Situated about 30 miles southwest of Green Bay in the eastern half of the state with a population of around 72,000, city leaders and the Appleton Education Foundation have developed a unique program that utilizes the Nobel Conference in an attempt to help educate a community.
The story begins with John Mielke, an Appleton native and cardiologist active in his local community who has served on several community boards and committees including the Appleton Education Foundation. Just over a decade ago, at the urging of his sister, Mielke attended the Nobel Conference for the first time along with several students and teachers from Two Harbors where his sister called home.
“My sister used funds from my family’s foundation that my father started in the 1960s to allow students from Two Harbors to attend the Nobel Conference,” Mielke said. “I thought it was an interesting idea so I initiated a similar idea in Appleton.”
Mielke says that in the first year of the program a few students attended, which prompted him to attempt to recruit more students.
“That’s when we began to develop a concept of an inter-generational trip for our community,” Mielke said. “From the very beginning we asked ourselves, ‘how do you educate a community that has three or four generations living in it?’ It struck me that in today’s world young people and older people don’t spend concentrated periods of time at an educational event enriching each other’s experience.”
In the months leading up to the Nobel Conference, the Appleton Education Foundation periodically brings in individuals to the local Rotary Club who can speak to the theme of that year’s Conference as a way to generate interest in the October voyage to Gustavus.
As word has spread around the Appleton community about the Nobel Conference, the number of people in Mielke’s group has grown considerably.

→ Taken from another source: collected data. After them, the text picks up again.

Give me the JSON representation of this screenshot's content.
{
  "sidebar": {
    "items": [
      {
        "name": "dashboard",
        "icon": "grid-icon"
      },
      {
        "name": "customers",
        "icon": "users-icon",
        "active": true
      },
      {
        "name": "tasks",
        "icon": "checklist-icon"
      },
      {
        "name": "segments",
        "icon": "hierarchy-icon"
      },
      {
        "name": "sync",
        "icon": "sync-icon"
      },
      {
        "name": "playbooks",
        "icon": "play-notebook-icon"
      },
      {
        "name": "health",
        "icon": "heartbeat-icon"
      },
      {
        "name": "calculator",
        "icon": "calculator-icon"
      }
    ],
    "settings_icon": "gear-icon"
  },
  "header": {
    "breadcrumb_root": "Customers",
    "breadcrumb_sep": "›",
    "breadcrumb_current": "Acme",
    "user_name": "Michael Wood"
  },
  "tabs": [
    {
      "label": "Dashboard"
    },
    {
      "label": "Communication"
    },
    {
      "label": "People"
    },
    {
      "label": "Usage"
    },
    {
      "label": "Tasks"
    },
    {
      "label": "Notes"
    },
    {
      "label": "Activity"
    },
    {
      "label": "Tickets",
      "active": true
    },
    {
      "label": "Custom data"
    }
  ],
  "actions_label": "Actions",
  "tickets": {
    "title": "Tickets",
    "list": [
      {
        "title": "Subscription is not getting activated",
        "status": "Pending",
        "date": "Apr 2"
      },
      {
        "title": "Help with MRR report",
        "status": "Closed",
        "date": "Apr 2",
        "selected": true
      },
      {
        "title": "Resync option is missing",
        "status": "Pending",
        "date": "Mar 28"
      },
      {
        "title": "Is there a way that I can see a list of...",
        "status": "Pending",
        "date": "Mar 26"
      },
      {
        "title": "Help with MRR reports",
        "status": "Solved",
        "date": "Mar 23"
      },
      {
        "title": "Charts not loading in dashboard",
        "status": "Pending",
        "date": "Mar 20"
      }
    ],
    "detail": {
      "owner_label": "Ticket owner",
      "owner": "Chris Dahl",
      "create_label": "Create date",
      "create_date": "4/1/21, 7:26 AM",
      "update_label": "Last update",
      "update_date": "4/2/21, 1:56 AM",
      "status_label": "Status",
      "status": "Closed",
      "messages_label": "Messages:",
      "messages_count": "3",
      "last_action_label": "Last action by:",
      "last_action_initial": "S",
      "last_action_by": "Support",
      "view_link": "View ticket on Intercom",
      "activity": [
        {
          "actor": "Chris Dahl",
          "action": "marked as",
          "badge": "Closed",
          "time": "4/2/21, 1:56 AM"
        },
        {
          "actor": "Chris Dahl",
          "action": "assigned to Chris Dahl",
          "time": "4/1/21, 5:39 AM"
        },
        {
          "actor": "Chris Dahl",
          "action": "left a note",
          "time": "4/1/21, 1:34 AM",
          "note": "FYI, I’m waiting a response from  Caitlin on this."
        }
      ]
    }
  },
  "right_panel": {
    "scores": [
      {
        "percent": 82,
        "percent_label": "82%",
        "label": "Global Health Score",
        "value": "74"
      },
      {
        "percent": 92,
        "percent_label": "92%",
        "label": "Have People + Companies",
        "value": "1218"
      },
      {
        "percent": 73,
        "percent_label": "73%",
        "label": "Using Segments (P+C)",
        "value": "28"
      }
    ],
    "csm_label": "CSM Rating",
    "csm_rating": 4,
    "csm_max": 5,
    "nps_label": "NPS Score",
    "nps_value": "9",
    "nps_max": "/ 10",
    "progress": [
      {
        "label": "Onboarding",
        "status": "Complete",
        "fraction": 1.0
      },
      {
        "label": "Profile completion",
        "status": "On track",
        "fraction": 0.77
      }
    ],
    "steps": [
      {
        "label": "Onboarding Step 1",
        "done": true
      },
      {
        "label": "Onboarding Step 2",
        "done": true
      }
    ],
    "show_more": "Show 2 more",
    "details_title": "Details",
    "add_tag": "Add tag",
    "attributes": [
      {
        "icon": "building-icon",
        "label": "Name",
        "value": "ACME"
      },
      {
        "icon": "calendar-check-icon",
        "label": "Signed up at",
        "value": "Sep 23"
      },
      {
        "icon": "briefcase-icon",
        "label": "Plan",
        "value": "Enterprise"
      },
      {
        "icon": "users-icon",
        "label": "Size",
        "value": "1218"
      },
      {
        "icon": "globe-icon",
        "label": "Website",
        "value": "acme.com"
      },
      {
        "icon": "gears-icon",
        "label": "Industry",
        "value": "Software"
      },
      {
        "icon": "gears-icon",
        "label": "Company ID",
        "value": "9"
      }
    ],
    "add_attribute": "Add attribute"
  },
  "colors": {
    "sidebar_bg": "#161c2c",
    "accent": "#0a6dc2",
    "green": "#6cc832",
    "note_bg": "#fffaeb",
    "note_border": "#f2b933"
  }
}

The group now includes constituents from three Appleton area public high schools, two private high schools, Lawrence University, Fox Valley Technical College, the University of Wisconsin-Fox Valley, and unaffiliated members of the community. This week, two busses with 82 people, both young and old, will make the six hour trip from Appleton to St. Peter to not only listen to distinguished scholars present their research on topics related to our oceans, but also to converse with one another.
“Gustavus has taken really good care of us. It’s really a great experience for everyone involved,” Mielke said. “The conversations on the bus ride home are entirely different from the conversations on the bus ride to the conference. It’s absolutely astonishing how the Nobel Conference triggers such deep conversations among our community members who attend.”
The Appleton Education Foundation is an independent organization that aims to improve the well-being of Appleton’s children, teachers, and community by enhancing the quality of education. The Foundation attempts to accomplish this by collaborating with others to receive or initiate, plan and fund educational projects for the Appleton Area School District that would not be provided by public resources. To date, the organization has awarded grants totaling more than $2.7 million to fund educational programs not financed by public sources.